Прижавшись лицом к коленям графини, он смотрел на нее с нежностью, с чуть печальной, чуть скорбной нежностью, уже не столь пылкой, как только что, когда его отделяли от нее дочь, муж и Мюзадье.
— Боже! Да вы совсем седой! — с улыбкой сказала она, слегка поглаживая пальцами голову Оливье. — У вас не осталось ни одного черного волоса.
— Увы! Я знаю, это происходит быстро. Она испугалась, что огорчила его.

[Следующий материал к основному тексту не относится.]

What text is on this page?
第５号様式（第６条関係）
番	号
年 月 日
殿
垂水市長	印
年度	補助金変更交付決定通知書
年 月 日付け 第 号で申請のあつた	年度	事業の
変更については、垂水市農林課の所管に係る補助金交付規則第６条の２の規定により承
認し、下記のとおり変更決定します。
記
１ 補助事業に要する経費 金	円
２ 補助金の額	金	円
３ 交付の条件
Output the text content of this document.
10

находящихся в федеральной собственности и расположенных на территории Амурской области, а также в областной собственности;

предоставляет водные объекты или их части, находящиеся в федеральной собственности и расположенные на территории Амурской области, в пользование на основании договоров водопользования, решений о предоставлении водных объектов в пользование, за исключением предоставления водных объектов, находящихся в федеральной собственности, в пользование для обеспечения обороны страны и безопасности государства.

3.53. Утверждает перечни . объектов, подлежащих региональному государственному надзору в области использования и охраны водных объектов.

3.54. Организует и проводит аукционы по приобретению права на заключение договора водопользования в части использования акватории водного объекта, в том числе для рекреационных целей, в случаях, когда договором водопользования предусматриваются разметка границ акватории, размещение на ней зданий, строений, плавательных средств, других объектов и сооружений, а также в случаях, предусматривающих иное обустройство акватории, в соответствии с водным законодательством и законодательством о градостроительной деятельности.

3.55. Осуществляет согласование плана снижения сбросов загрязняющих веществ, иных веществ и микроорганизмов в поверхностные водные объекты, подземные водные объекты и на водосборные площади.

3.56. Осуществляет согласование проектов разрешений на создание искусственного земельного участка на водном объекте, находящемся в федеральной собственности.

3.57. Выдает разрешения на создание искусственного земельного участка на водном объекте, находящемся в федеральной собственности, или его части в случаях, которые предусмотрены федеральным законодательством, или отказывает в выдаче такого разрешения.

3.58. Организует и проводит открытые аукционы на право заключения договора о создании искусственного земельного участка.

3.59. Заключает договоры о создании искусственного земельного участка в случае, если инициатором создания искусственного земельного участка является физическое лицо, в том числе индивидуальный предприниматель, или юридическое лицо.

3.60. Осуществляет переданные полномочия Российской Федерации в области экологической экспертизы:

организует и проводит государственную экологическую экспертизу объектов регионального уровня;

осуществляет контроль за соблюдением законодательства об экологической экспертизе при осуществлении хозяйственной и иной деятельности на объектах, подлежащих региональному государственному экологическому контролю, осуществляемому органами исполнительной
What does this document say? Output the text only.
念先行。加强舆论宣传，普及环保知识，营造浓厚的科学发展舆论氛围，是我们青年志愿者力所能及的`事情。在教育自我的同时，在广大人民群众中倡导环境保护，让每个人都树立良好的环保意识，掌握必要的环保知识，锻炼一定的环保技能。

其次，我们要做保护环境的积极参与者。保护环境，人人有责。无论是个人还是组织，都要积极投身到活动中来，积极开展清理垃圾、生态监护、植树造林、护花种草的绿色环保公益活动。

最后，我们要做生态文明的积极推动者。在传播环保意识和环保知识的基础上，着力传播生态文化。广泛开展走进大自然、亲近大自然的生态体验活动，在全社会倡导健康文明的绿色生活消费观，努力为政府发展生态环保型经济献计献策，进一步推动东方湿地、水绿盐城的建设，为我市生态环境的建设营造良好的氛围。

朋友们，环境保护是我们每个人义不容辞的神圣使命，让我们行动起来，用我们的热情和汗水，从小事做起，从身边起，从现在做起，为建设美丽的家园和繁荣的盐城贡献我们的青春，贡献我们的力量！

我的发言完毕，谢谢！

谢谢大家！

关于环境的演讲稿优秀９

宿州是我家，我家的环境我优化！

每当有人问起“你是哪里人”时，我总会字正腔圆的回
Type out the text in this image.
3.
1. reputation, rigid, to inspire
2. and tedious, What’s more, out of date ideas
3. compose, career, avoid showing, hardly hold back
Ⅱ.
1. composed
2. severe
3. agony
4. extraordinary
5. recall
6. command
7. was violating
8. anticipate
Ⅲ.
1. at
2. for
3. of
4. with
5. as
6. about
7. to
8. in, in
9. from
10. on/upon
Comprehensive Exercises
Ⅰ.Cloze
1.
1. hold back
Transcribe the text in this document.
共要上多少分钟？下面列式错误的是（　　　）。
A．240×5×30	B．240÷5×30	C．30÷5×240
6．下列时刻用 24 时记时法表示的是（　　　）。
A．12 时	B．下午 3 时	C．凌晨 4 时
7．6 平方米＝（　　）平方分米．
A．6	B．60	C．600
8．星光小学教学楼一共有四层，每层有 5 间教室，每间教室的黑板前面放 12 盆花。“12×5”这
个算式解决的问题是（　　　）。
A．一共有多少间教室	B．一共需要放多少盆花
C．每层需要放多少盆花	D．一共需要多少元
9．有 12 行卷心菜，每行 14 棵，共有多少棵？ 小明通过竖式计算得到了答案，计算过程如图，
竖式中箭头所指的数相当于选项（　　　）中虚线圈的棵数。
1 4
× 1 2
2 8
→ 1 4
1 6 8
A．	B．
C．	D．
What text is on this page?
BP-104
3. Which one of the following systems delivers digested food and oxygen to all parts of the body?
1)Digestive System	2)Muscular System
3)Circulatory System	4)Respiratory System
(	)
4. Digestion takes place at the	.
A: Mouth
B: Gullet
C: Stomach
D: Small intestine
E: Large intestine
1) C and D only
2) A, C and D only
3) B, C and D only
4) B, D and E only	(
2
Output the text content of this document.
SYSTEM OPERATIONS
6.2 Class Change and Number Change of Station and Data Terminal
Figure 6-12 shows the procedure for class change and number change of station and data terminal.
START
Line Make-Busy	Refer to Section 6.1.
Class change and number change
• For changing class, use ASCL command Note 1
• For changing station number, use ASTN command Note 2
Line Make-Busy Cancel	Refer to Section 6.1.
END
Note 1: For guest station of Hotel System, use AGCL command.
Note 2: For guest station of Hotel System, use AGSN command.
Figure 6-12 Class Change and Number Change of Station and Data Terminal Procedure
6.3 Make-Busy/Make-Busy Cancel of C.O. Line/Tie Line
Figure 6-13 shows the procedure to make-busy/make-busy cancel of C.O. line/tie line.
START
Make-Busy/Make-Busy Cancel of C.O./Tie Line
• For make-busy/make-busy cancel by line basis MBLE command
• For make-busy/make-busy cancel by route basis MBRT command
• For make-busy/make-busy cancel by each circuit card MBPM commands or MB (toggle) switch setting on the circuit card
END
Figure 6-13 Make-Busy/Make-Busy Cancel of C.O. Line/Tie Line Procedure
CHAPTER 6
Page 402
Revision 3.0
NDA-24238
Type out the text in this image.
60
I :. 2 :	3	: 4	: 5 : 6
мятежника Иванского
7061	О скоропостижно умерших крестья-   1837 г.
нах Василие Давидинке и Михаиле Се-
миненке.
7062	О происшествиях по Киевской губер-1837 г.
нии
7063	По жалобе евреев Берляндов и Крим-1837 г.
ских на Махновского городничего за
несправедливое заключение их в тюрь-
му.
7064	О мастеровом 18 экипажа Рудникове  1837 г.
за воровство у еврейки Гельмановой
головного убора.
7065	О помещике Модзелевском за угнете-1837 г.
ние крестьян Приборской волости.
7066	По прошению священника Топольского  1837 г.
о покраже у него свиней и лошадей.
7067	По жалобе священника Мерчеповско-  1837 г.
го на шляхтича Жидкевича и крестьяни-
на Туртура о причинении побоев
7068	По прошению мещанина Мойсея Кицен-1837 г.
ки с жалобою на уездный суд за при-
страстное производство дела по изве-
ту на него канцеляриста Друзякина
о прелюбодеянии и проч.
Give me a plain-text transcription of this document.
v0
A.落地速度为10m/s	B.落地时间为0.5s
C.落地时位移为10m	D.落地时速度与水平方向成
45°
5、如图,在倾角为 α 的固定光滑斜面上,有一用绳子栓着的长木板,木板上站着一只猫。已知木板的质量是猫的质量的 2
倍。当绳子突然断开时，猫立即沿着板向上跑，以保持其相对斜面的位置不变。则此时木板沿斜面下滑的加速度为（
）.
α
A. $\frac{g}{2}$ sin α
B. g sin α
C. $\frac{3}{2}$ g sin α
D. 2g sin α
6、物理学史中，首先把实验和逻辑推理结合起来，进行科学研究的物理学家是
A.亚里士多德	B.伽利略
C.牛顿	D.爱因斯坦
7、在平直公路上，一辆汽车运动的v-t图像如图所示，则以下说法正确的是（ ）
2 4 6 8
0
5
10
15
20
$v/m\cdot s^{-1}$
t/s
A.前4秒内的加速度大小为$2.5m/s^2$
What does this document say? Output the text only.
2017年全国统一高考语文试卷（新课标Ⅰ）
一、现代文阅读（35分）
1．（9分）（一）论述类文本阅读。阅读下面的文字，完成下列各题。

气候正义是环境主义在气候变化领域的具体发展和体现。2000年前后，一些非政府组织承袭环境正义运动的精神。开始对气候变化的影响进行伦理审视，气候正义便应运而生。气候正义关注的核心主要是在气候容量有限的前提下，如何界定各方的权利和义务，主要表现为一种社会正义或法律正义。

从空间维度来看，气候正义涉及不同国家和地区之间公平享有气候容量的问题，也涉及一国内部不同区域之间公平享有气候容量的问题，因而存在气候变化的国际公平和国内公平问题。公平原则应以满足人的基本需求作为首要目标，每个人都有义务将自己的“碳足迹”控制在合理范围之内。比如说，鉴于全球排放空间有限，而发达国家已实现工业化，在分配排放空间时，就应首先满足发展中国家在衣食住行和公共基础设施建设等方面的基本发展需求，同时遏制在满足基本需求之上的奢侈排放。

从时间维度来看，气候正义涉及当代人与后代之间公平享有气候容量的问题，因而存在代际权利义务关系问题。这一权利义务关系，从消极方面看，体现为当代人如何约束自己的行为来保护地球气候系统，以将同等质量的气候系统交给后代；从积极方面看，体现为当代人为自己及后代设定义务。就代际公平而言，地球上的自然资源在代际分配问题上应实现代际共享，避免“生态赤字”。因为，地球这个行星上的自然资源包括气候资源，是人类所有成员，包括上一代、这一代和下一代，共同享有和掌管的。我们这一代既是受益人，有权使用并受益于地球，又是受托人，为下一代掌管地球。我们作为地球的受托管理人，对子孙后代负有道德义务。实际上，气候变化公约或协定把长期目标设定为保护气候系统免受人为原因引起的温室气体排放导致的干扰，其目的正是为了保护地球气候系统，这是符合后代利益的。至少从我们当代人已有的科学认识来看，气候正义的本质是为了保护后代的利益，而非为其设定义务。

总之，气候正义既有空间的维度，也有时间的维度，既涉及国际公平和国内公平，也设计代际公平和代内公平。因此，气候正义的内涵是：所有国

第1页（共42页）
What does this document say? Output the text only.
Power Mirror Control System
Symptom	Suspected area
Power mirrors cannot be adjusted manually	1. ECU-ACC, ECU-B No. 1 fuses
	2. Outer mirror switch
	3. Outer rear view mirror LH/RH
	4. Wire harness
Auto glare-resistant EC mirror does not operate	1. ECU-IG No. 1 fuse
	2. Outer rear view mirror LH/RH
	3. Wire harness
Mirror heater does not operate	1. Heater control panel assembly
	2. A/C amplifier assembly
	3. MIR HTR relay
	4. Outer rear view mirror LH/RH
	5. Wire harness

— Да ведь вы начали седеть совсем молодым! Я помню, вы всегда были с проседью.
— Да, верно.
Желая окончательно уничтожить налет грусти, вызванной ее словами, она наклонилась и, обеими руками приподняв его голову, принялась покрывать его лицо долгими и нежными поцелуями, теми длительными поцелуями, которым, кажется, нет конца.
Потом они посмотрели друг другу в глаза, стремясь увидеть в их глубине отражение своего чувства.
— Я хотел бы провести возле вас целый день, — сказал он.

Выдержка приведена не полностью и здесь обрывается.